Bechstein – Histoire et tradition

Des pianos d'excellence depuis 1853. Découvrez l'histoire de l'entreprise, l'histoire d'un succès.

Piano global

L’année 2003 voit aussi certains changements dans la structure de l’entreprise, amorcés à l’automne précédent lorsque Samick, grand fabricant sud-coréen d’instruments de musique, avait manifesté son intention de coopérer avec Bechstein. Une telle coopération n’a rien de nouveau puisqu’en 1983, Samick s’était déjà allié à Baldwin pour fonder la Korean-American Musical Instruments Corporation, une entreprise qui dès l’année suivante produisait 66 000 instruments de musique. Après avoir été restructuré en 2002, Samick fabrique maintenant — avec environ trois mille employés travaillant à Séoul, Djakarta et Shanghai — quelque 50 000 pianos droits et à queue par an, ainsi que de nombreux pianos numériques et un demi-million de guitares. La filiale Samick America assure quant à elle une bonne distribution des instruments aux États-Unis.

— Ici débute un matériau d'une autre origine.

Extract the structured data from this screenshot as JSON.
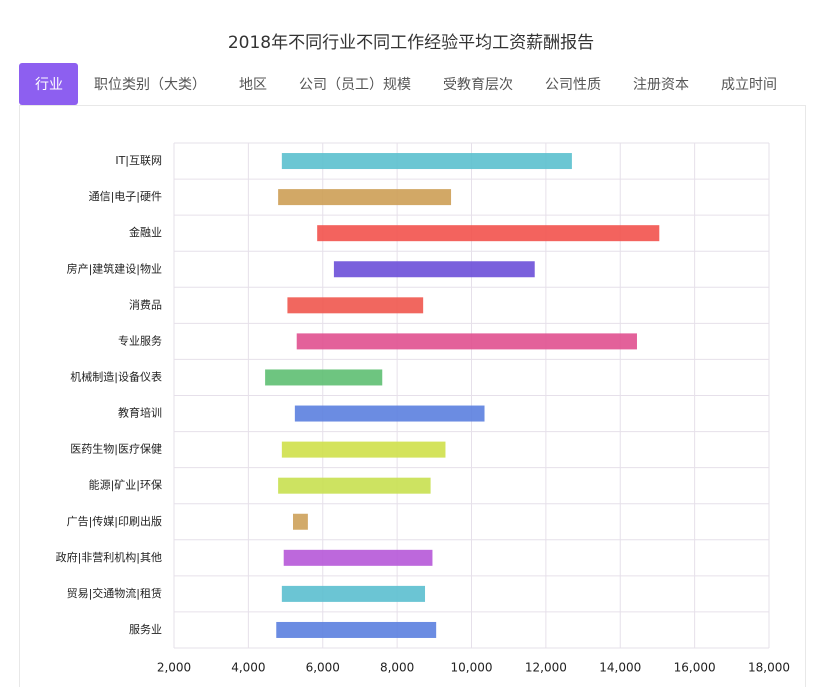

Après une phase de négociations, un contrat est signé en décembre 2002, qui prend effet au mois de janvier suivant et aux termes duquel Samick entre dans le capital Bechstein, tandis que Karl Schulze et son épouse Berenice Küpper entrent dans celui du partenaire coréen. Cette coopération permet à la marque traditionnelle berlinoise de fabriquer en Asie les modèles des marques bas de gamme et d’obtenir à bon prix des composants de base pour les gammes intermédiaires, la qualité desdits composants étant toutefois strictement contrôlée. Samick, de son côté, bénéficie du prestige de la grande marque allemande. L’un des premiers effets positifs de ce partenariat est l’ouverture à Séoul d’un Bechstein Center commercialisant les pianos du groupe.

Concours international de piano C. Bechstein

Le 150e anniversaire de Bechstein avait certes été célébré brillamment, mais les turbulences qui affectaient alors l’économie mondiale n’avaient pas permis de se pencher en détail sur un siècle et demi d’histoire de l’entreprise. Trois ans plus tard, en 2006, Bechstein se tourne résolument vers le futur en organisant pour la première fois le Concours international de piano C. Bechstein, une manifestation désormais prévue tous les quatre ans. Cette première édition est organisée dans la Ruhr et plus particulièrement au théâtre de Duisburg, à la Konzerthaus de Dortmund, à la nouvelle Philharmonie d’Essen et au Conservatoire Folkwang, également situé dans cette dernière ville. Placé sous le patronage du pianiste et chef d’orchestre Vladimir Ashkenazy, le concours a pour directeur artistique et président du jury le pianiste Boris Bloch, qui enseigne au Conservatoire Folkwang. Le jury, quant à lui, rassemble notamment les pianistes Idil Biret et Kyrill Gerstein, ainsi que le compositeur Alexander Tchaïkovski, directeur artistique de la Société philharmonique de Moscou.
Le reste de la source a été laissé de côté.